Вообще Горная Шория и шорцы по своему добросердечию, чистоте и наивности напоминают мне нечто уже давно потерянное в мире, сказочное, еще благословленное улыбкой творца. Младенчески непосредственная и не такая уже маленькая страна. Страна добрых лесных и горных гномов и эльфов. Если прибавить то, что у нее отняли, обрезали и укоротили, а попросту - ограбили, будет, наверно, не меньше Беларуси. А ту же Швейцарию перекроет в разы. А сейчас - маленькая, населенная малорослым народцем, незлобивым, рассудительным и послушным, и потому почти невидимая, как невидимы, опять же, в Швейцарии и ее Альпах гномы и эльфы, или книжные хоббиты, которыми так увлекается сегодня детвора.
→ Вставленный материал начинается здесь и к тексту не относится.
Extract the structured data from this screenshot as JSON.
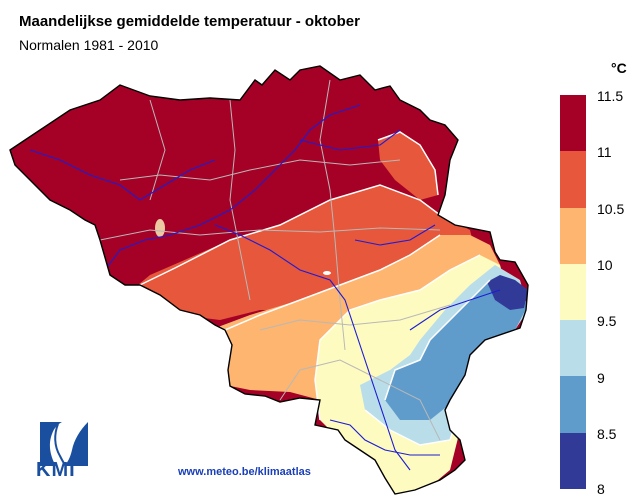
{
  "header": {
    "title": "Maandelijkse gemiddelde temperatuur - oktober",
    "subtitle": "Normalen 1981 - 2010"
  },
  "legend": {
    "unit": "°C",
    "ticks": [
      "11.5",
      "11",
      "10.5",
      "10",
      "9.5",
      "9",
      "8.5",
      "8"
    ],
    "colors": [
      "#a50026",
      "#e6573b",
      "#fdb56f",
      "#fefbc0",
      "#b9dde9",
      "#5f9ccb",
      "#313a96"
    ]
  },
  "footer": {
    "logo_text": "KMI",
    "url": "www.meteo.be/klimaatlas"
  }
}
Я долго не мог понять этого увлечения. А все очень обычно и просто, буднично даже. Только в том, видимо, и тайна, что буднично, обычно и просто, в детском восприятии: все необъяснимое и сказочное - действительно, хотя и недоступно взрослым, их искушенному, практично хозяйственному уму. А дети прозорливы небесно, земно и природно. Они не совсем еще здесь. Всей своей сутью - в вековой тишине и покое планетарного неторопливого кружения нашей матери-Земли, чуя, что или кто прятался и прячется в зимние холода в зеленых иглах хвойных боров, чуя, что это игра и в игре может сохраниться вечно.
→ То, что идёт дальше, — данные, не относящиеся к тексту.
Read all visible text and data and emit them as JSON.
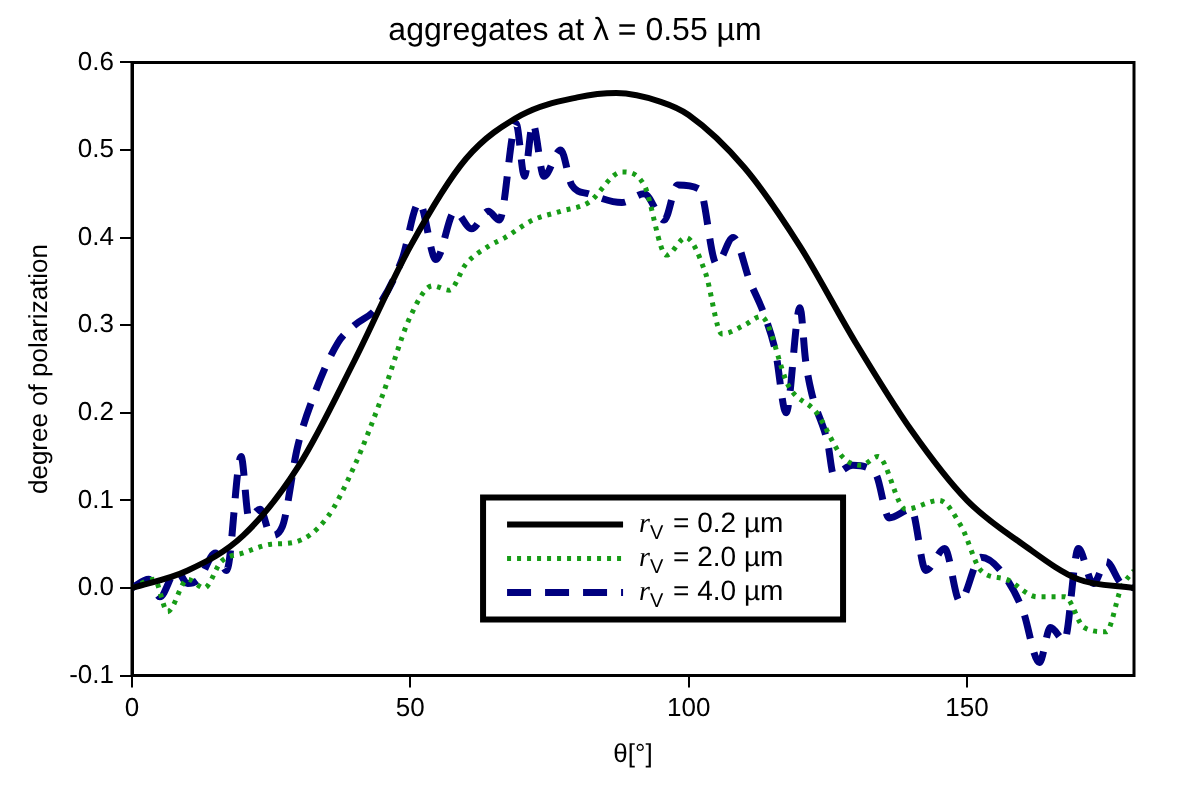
{
  "chart_data": {
    "type": "line",
    "title": "aggregates at λ = 0.55 µm",
    "xlabel": "θ[°]",
    "ylabel": "degree of polarization",
    "xlim": [
      0,
      180
    ],
    "xticks": [
      0,
      50,
      100,
      150
    ],
    "ylim": [
      -0.1,
      0.6
    ],
    "yticks": [
      -0.1,
      {
        "value": 0,
        "label": "0.0"
      },
      0.1,
      0.2,
      0.3,
      0.4,
      0.5,
      0.6
    ],
    "grid": false,
    "legend": "bottom",
    "marker": "none",
    "series": [
      {
        "name": "r$_{V}$ = 0.2 µm",
        "color": "#000000",
        "line_style": "solid",
        "x": [
          0,
          10,
          20,
          30,
          40,
          50,
          60,
          70,
          80,
          87,
          95,
          100,
          110,
          120,
          130,
          140,
          150,
          160,
          170,
          180
        ],
        "values": [
          0,
          0.02,
          0.06,
          0.14,
          0.26,
          0.39,
          0.49,
          0.54,
          0.56,
          0.565,
          0.555,
          0.54,
          0.48,
          0.39,
          0.28,
          0.18,
          0.1,
          0.05,
          0.01,
          0
        ]
      },
      {
        "name": "r$_{V}$ = 2.0 µm",
        "color": "#179c17",
        "line_style": "dotted",
        "x": [
          0,
          4,
          6.4,
          10,
          13,
          16,
          20,
          25,
          29,
          35,
          40,
          45,
          50,
          54,
          57,
          60,
          64,
          67,
          72,
          77,
          82,
          88,
          92,
          96,
          99.5,
          103,
          106,
          110,
          113,
          118,
          123,
          127.6,
          131,
          134,
          139,
          145,
          149,
          152.5,
          157,
          162.6,
          167.6,
          171,
          175,
          177.7,
          180
        ],
        "values": [
          0,
          0.01,
          -0.027,
          0.01,
          0,
          0.03,
          0.04,
          0.05,
          0.052,
          0.08,
          0.14,
          0.22,
          0.31,
          0.345,
          0.34,
          0.37,
          0.39,
          0.4,
          0.42,
          0.43,
          0.44,
          0.475,
          0.46,
          0.38,
          0.4,
          0.36,
          0.29,
          0.3,
          0.31,
          0.23,
          0.2,
          0.15,
          0.14,
          0.15,
          0.09,
          0.1,
          0.07,
          0.02,
          0.01,
          -0.01,
          -0.01,
          -0.045,
          -0.05,
          0,
          0.02
        ]
      },
      {
        "name": "r$_{V}$ = 4.0 µm",
        "color": "#00007f",
        "line_style": "dashed",
        "x": [
          0,
          3,
          5,
          8,
          10,
          12,
          15,
          17,
          19.6,
          21,
          23,
          25,
          27,
          29.7,
          32.7,
          37,
          40,
          44,
          48.5,
          51.6,
          54.6,
          58,
          61,
          64,
          66,
          69,
          70.5,
          72,
          74,
          77,
          79,
          82,
          88,
          92,
          95.6,
          98,
          102,
          105,
          108,
          111,
          113.7,
          115.6,
          117.5,
          120,
          121,
          122,
          125,
          126,
          129.5,
          133.6,
          136,
          140,
          142.6,
          146,
          148.7,
          152.5,
          156,
          160,
          163,
          165,
          167.5,
          170,
          172.7,
          175,
          177.7,
          180
        ],
        "values": [
          0,
          0.01,
          -0.01,
          0.02,
          0.005,
          0.01,
          0.04,
          0.02,
          0.15,
          0.08,
          0.09,
          0.06,
          0.07,
          0.16,
          0.22,
          0.28,
          0.3,
          0.32,
          0.375,
          0.44,
          0.375,
          0.43,
          0.41,
          0.43,
          0.42,
          0.53,
          0.47,
          0.53,
          0.47,
          0.5,
          0.46,
          0.45,
          0.44,
          0.45,
          0.42,
          0.46,
          0.455,
          0.37,
          0.4,
          0.35,
          0.31,
          0.27,
          0.2,
          0.32,
          0.26,
          0.225,
          0.165,
          0.13,
          0.14,
          0.13,
          0.08,
          0.09,
          0.02,
          0.045,
          -0.015,
          0.035,
          0.02,
          -0.025,
          -0.085,
          -0.045,
          -0.06,
          0.045,
          0.005,
          0.03,
          0.005,
          0
        ]
      }
    ]
  }
}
Вот они сохранились, не совсем дети и почти небожители, сошедшие для игры с ними с крон деревьев. Вышелушились из еловых и кедровых шишек, вынырнули из воды, из-подо льда скованных сивером сибирских рек, и разошлись по всему Божьему белому свету, чтобы украсить его. Сердечно и приветливо, но не без хитринки, улыбаясь каждому, кто доверчиво заглянет им в очи, - чаще детям, поскольку и сами дети. Так же грустят, удивленные равнодушием и непонятливостью слабовидящих и временных в этом мире существ. Сами же хорошо видущие и вечные в кратком миге своей односезонной жизни.
Всего им вдосталь, хотя и понемножку. Но сколько святой птахе надо, как и святой душе. Только день сегодняшний такого не принимает и не понимает. Шорцы не единожды пробовали поменять свою судьбу, особенно в начале советской власти. Где-то в средине двадцатых годов намерились создать свою независимую страну. Выбрали уже и правительство, кабинет министров. Загвоздка была лишь в том, что некого ставить на пост министра культуры: не нашлось ни одного грамотного шорца. Думали-гадали и пригадали: есть, есть. Какое-то время жил в городе и чему-то там учился один человек. По слухам, даже стишки пописывал. Живой поэт. И кому, как не живому поэту, быть министром культуры.
Среди ночи, не прерывая заседания кабинета министров, бросились его искать. Не нашли. Неделя, как выправился в тайгу на охоту за белкой. Заседание кабинета продолжалось без министра культуры. Он, собственно, на тот момент был и не нужен, и даже лишний - гуманитарий-стихоплет. А министры разрабатывали план военных действий: в первый же день взять штурмом Мундыбаш - тогда улус, перспективный и быстрорастущий - позднее поселок и рудник. В нем всего два милиционера, пару раз выстрелить даже холостыми, и они разбегутся в разные стороны. Москва же после этого сдастся сама. На этом первое и последнее заседание шорского кабинета министров закончилось.